溫柔顫聲道:“我當時只是一時氣憤罷了,溫然不是好好的活著嗎!我爹是真心實意幫您的,您怎麽能說他說墻頭草。他那樣的文人,把最心疼的女兒送來,還不能夠說明誠意嗎?我肚子裏的孩子,是您的,不是別人的,我雖然不是高門貴女,可也不是那等不知羞恥的女人!”

“你知羞恥,怎麽會跳那等艷舞?”

溫柔說不出話來。

“你知羞恥,怎麽會和我白日宣淫?”

溫柔眼裏的眼淚滾滾而下。

“你知羞恥,怎麽會玩兒披風下不著寸縷的把戲?”

溫柔死死捏住自己的袖口。

那些,都是之前伊香樓芝媽媽教的。

“你知羞恥,又怎麽會……”

“夠了!”溫柔再也聽不下去了,“我的身子,只有你一個人碰過,這個孩子是你的,你怎麽就是不信呢!”

魏天禹雙目睜圓胸口不斷起伏。

事關男人尊嚴,他說不出口。

一想到他碰了別人睡過的女人,他就惡心。

“你這種水性楊花的女人,就應該去青樓,當一個千人騎萬人騎的婊子!”魏天禹怒道。

溫柔被嚇得把哭聲收了回去。

她一片真情,怎會……

眼前這個男人還是那個與她花前月下甜言蜜語的男人嗎?

心裏止不住的痛。

她明明懷的就是他的骨肉,他卻不信。

難道真要她去死不成!

“來人,把藥端來。”魏天禹大聲喊道。

門外喜福端著一碗藥進來,“柔姑娘,喝吧。”

溫柔下意識後退兩步,“這是什麽藥?我不喝。”

她尖叫起來,“我不喝,我不會打掉這個孩子的。”

哐當一聲,她打翻了喜福手上的托盤,一碗藥灑了一地。

喜福沈了臉,這個敢給郡王爺戴綠帽的婊子,真是欠收拾。

“還不進來給我按住她!”他揚聲對門外說道。

很快,兩個小太監就跑了進來。

溫柔想跑也被抓了回來,死死被按住。

門外又有小太監端了一碗藥。

喜福笑道:“柔姑娘,您瞧,打灑了一碗藥,奴才還得收拾,為了補償這點辛苦,就只能強行灌您這……墮胎藥了。”

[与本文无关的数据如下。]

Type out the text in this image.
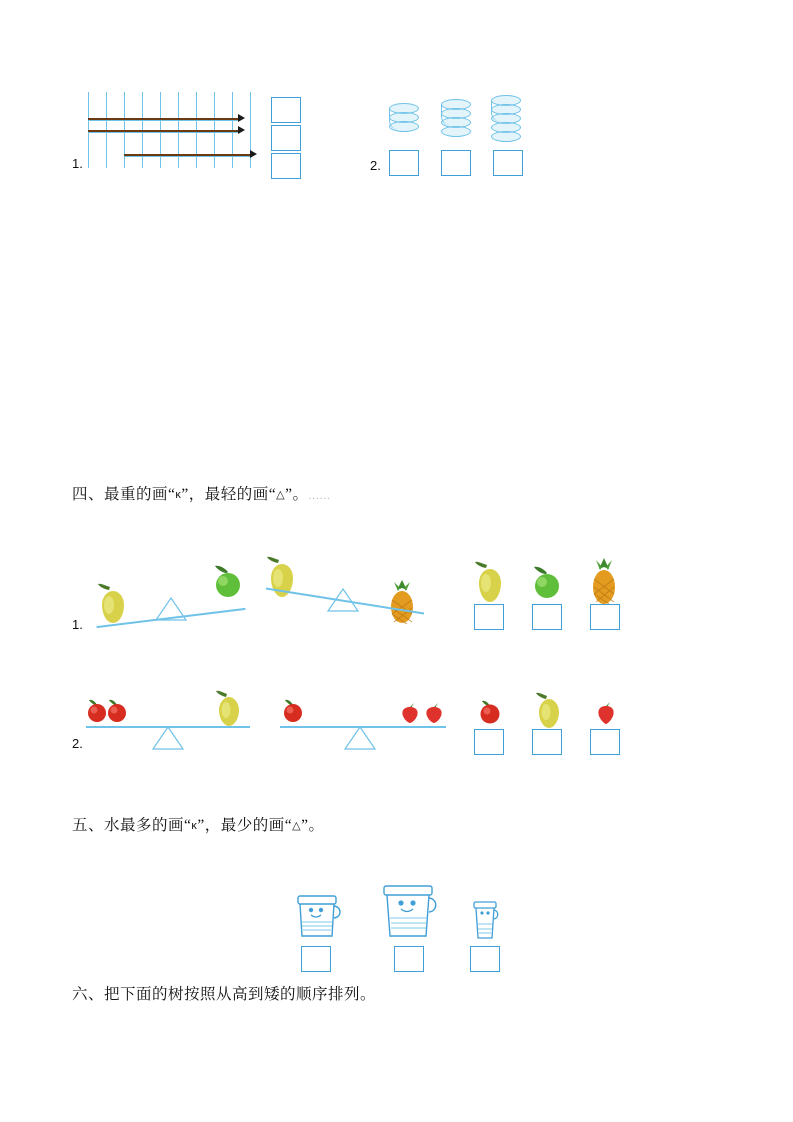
1.	2.
四、最重的画“κ”，最轻的画“△”。......
1.
2.
五、水最多的画“κ”，最少的画“△”。
六、把下面的树按照从高到矮的顺序排列。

溫柔扭頭去看魏天禹,憤憤道:“你為何不信,這真是的是你的孩子,你叫人監視我,難道發現我與他人茍合了嗎?”

魏天禹想了想,還真沒有。

所以他才會懷疑是溫府的小廝。

小廝都能爬床了,這個女人,他真是越看越惡心。

“還不灌下去!”他厭煩地說道。

喜福捏住溫柔的下巴,一大碗藥灌了下去。

溫柔就算是掙紮也被灌了大半碗藥。

她哭得撕心裂肺,“這是你的孩子,是你的血脈,你怎麽這麽狠心!”

這個孩子還沒長大。

魏天禹真是一個字也不想多說。

給喜福一個眼神,喜福便看向兩個小太監,“帶走!”

“是。柔姑娘得罪了。”

溫柔被架著走,她不肯,奈何藥效發作,她腹痛不止,根本反抗不了。

剛被扔進小轎,她就感受到下面一片溫熱。

她見紅了。

孩子真的沒了。

她的心像是被撕裂,酸疼中帶著痛苦。

溫府角門一開,兩個太監就脫了手。

彩月看到溫柔滿頭大汗,面色蒼白,有氣無力的樣子,嚇哭起來。

她背著溫柔回去,又去找秦氏。

秦氏又心疼又憤怒,連夜去姨娘房裏把溫塘揪了起來。

“你還是郡王承諾納柔姐兒進門,你去看看,你女兒成什麽樣了!這個時候宵禁,連個醫師都請不來,柔姐兒要是出了事,我恨你一輩子。”

溫塘緊張地問道:“你什麽意思,柔姐兒回來了?按理說,她會留在郡王府啊。”

秦氏整個身子都抖了起來,“她說禮郡王給她喝了墮胎藥。”

溫塘如遭雷劈楞在原地。

*

第二日大早。

溫然是和老太太溫培溫境餘氏用的早膳。

溫瑤現在也不怎麽去鋪子了,也跟著一起用膳。

溫瑤笑道:“祖母,眼瞧著柔妹妹的婚事也有著落了,真是一件喜事。”

老太太想了想,“算是吧。要是三書六聘就更好了。老二,你等會兒叫人去溫府把老三叫來,這事兒禮郡王那邊怎麽想的,我們早些知道才好啊。”

不過聽溫塘昨天那個意思,這是禮郡王妃小產後第一個孩子,溫柔大概率是要進禮郡王府的 。

“是,兒子知道。”溫境回道。

這個溫柔,出身都比溫瑤和溫然好,自七歲就來了京都,居然做出這樣出格的事。

老太太癟癟嘴,放下調羹,“我吃好了,你們吃。”

劉媽媽扶著老太太走了。

溫然道:“爹,這件事我已經讓阿川去問了,一大早就去了,想來等一會兒就有消息了。”

溫境:“也好,不過我心頭覺得這件事懸。禮郡王那個性子,可不是一個喜歡受脅迫的,柔姐兒這件事只怕不能善了。”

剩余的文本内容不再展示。